Location
- Upper East Region Winkogo Ghana
- Coordinates: 10°26′N 0°31′W﻿ / ﻿10.43°N 0.51°W

Information
- Funding type: GES
- Established: 1970
- School district: Talensi-Nabdam District
- Oversight: Ministry of Education
- Gender: Mixed
- Hours in school day: 8½
- Accreditation: GES/MoE
- School fees: FREE SHS

= Bolgatanga Senior High School =

High school in Winkongo, Ghana

Bolgatanga Senior High School is a public, co-educational high school located in Winkogo, a town about 8 km south of Bolgatanga, in the Upper East Region of Ghana. The school is within the Talensi District. The school donated a parcel of land for the construction of the Winkogo artificial turf.

== History ==
The school was established in 1970, precisely on the 15 October 1970 with 75 students in Zuarungu on the same campus presently occupied by Zuarungu Senior High School, with Mr. Bayala C.J. Yibrul as its first Headmaster. The number of staff then was eleven in total: three professional teachers and eight supporting staff. As at 2022, the Assistant Headmaster in charge of Administration is Mr Cletus Zoot.

== Programmes offered ==
Bolgatanga Senior High School offers five major academic programmes, namely:

- Business; Business students study subjects like Accounting, Business Management, Economics, Elective Mathematics, and Costing.
- General Arts; This program includes subjects such as English, Science, Core Maths, Social Studies, Economics, Government, Geography, History and Elective Mathematics or Elective Literature.
- Home Economics: This program covers subjects like Food and Nutrition, Clothing and Textiles, Management in Living, and General Knowledge in Art
- Science; The science program typically includes subjects like Mathematics, Physics, Chemistry, Biology, and Elective Mathematics.
- Visual Arts; Students in this program focus on creative subjects like Visual Arts, Sculpture, and Design, in addition to general subjects.

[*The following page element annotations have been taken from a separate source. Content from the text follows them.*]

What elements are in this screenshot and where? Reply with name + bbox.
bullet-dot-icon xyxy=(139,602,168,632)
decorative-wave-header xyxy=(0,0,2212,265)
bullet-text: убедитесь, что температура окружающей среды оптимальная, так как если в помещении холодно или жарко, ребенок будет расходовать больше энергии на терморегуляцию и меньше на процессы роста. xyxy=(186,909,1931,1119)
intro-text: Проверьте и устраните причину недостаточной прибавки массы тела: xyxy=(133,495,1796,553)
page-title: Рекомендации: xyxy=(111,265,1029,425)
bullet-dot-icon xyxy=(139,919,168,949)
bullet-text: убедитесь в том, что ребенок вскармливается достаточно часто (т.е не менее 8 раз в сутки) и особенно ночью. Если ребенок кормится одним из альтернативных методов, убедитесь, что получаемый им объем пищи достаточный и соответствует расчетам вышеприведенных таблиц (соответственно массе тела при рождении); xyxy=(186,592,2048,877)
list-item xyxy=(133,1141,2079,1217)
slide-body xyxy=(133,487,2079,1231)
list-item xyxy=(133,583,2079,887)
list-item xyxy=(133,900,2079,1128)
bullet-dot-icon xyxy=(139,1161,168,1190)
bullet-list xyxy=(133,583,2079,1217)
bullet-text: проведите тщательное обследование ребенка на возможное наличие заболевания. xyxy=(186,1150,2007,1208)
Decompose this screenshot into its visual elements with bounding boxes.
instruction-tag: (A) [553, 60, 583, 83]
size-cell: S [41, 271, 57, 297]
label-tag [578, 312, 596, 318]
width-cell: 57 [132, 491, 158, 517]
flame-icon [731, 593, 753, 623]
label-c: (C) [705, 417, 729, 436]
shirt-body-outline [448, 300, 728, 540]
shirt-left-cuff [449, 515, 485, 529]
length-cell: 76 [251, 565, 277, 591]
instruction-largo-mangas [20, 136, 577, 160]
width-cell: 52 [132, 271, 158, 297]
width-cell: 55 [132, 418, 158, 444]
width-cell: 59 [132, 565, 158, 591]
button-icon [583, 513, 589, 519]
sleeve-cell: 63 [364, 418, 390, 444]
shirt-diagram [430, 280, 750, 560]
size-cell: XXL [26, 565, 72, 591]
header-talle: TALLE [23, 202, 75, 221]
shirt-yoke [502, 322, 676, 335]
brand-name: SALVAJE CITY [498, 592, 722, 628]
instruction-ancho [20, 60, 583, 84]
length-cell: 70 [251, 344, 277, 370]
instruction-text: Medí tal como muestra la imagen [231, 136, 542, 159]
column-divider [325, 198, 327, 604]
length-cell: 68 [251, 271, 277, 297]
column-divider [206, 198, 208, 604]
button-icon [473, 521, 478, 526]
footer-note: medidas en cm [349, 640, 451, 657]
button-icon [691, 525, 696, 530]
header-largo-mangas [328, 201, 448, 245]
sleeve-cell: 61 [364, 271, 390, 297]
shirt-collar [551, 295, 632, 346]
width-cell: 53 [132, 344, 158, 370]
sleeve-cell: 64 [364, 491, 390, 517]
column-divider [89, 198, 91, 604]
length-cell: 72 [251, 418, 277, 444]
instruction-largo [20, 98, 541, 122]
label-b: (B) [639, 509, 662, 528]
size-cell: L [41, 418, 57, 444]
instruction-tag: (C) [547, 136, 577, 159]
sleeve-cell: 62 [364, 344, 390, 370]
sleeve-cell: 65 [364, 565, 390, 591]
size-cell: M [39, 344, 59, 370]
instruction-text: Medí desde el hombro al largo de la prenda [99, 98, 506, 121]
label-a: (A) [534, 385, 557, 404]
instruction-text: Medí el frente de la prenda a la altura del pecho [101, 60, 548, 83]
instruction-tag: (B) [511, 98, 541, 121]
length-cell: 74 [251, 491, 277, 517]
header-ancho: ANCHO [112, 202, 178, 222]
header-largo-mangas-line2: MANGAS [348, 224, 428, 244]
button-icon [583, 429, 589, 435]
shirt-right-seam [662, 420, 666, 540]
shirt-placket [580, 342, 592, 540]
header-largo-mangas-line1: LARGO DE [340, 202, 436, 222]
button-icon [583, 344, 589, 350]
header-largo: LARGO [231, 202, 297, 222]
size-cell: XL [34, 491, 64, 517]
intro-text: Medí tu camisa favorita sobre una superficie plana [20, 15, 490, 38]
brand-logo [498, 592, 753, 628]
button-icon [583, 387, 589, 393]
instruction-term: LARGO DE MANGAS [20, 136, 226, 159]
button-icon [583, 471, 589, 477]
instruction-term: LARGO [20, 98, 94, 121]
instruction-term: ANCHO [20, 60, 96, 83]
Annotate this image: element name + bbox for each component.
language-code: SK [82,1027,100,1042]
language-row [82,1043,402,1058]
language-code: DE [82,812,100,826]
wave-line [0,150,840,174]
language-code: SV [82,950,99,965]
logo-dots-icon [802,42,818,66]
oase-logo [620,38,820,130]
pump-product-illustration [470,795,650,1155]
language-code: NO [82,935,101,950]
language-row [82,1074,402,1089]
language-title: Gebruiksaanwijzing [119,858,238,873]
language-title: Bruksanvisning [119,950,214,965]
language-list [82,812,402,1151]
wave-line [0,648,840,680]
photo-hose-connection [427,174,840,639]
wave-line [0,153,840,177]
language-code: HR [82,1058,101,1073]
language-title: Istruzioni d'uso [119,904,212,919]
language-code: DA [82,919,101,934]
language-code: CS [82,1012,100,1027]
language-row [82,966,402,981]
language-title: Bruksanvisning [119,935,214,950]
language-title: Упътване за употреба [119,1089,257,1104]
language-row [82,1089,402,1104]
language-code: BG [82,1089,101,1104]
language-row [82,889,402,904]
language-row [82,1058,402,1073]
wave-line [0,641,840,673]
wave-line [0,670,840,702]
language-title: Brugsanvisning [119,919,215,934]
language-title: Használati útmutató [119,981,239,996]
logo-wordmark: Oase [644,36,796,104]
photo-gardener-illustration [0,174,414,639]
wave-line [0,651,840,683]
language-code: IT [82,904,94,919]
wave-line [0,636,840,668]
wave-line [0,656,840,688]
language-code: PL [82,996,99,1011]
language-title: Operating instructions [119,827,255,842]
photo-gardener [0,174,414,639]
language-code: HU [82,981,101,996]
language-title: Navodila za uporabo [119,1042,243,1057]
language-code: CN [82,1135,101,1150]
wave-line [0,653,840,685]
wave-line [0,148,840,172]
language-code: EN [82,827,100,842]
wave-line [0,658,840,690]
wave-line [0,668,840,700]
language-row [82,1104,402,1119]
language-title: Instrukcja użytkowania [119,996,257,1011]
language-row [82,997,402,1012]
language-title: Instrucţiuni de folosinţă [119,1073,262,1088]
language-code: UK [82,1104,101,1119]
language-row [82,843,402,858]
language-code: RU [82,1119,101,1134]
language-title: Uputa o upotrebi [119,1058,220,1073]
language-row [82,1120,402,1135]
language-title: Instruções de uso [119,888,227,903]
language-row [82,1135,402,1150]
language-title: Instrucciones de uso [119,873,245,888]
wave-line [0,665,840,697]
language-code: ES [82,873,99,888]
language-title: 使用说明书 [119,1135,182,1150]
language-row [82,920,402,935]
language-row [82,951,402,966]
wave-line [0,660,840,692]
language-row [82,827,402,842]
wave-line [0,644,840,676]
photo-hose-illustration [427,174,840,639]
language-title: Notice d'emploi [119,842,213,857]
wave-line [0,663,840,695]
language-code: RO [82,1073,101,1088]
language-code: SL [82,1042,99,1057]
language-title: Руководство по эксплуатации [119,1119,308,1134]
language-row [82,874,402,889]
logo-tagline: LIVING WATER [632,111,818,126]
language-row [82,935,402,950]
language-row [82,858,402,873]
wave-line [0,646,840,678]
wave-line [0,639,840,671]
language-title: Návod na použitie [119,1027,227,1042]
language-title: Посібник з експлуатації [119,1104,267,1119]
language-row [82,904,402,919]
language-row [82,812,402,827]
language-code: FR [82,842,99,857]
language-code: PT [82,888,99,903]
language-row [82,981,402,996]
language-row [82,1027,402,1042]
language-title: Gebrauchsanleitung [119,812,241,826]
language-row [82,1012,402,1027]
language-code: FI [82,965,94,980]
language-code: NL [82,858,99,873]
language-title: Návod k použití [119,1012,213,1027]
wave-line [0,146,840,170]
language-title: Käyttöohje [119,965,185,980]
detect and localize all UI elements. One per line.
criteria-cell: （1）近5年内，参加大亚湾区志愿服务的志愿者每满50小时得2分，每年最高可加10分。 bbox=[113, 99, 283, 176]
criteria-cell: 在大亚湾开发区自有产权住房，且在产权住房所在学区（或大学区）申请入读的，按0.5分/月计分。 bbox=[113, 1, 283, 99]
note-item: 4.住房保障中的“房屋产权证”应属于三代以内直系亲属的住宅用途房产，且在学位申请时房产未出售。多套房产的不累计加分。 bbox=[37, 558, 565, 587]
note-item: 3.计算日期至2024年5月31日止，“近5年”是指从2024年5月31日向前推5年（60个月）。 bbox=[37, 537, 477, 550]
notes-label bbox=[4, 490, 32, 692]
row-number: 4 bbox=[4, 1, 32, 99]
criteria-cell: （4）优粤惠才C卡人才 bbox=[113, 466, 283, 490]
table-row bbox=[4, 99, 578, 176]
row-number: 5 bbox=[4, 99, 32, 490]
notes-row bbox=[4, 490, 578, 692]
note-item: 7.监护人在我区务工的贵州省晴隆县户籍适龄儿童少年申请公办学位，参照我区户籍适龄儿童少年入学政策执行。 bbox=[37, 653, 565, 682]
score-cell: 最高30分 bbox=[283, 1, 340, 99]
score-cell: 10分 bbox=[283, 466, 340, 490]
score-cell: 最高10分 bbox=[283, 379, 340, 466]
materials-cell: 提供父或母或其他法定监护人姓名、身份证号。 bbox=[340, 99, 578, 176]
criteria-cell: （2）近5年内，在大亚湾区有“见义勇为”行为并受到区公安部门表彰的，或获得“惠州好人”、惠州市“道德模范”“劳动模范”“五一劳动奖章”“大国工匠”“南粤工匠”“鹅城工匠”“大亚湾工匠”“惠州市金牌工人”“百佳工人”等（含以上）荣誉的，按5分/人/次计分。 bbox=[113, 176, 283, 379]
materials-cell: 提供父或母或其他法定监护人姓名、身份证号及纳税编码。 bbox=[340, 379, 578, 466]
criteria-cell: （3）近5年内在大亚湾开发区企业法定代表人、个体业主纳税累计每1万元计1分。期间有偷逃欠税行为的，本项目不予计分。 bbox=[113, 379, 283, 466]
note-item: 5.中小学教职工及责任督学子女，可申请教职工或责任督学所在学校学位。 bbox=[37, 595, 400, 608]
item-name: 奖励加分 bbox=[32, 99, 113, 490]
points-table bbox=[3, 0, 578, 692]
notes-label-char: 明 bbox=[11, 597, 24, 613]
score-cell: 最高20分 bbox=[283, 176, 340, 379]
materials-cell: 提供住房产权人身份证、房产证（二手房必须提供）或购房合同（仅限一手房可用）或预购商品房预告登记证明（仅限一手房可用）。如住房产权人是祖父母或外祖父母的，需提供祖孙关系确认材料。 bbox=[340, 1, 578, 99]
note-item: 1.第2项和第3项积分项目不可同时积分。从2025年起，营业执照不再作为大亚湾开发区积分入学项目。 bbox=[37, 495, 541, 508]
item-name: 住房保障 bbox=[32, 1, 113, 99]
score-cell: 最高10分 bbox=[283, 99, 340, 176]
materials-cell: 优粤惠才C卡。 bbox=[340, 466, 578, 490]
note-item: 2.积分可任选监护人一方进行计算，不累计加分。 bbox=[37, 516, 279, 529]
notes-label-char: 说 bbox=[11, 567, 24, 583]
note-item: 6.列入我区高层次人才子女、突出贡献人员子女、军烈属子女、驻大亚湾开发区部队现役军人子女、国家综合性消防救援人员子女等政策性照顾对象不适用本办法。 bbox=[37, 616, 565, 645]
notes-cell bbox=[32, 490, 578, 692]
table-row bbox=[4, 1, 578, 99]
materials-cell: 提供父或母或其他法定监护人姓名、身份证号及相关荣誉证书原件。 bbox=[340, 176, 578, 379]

=== Extra-Curriculum Activities ===

==== School Clubs and Societies ====

- Science Club
- Robotics Club

== Achievements ==
Records show that students from Bolgatanga Senior High School perform well in WASSCE examinations and national sports competitions. The school also won the 2016/17 National Health Insurance Scheme Quiz competition.

2016: National Health Insurance Quiz Champions.

== Information ==

- School type: Public Senior High School
- Established: 1970
- School district: Talens District
- Headmaster: Anthony Adimazoya
- Category: A
- Gender: Coeducational (Mixed)
- Accommodation status: Day and Boarding
- Motto: To the Glory of God and the Honour of Ghana
- School Code: 0090403

== Headmasters ==
List of pass Headmasters of Bolgatanga Senior High School:
- Bayala C. J. Yibrul
- Mr. Quansah
- E. K. Daraan
- Mr Francis Avonsige
- Didacus A Afegra
- Ababu Afelibig
- Michael Yeinime Monison
- Afelibeik Ababu
- Anthony Adimazoya

== Discipline ==

The school was forced to temporally closed down following student riots over the death of their colleague student. A committee was set up to investigate the matter.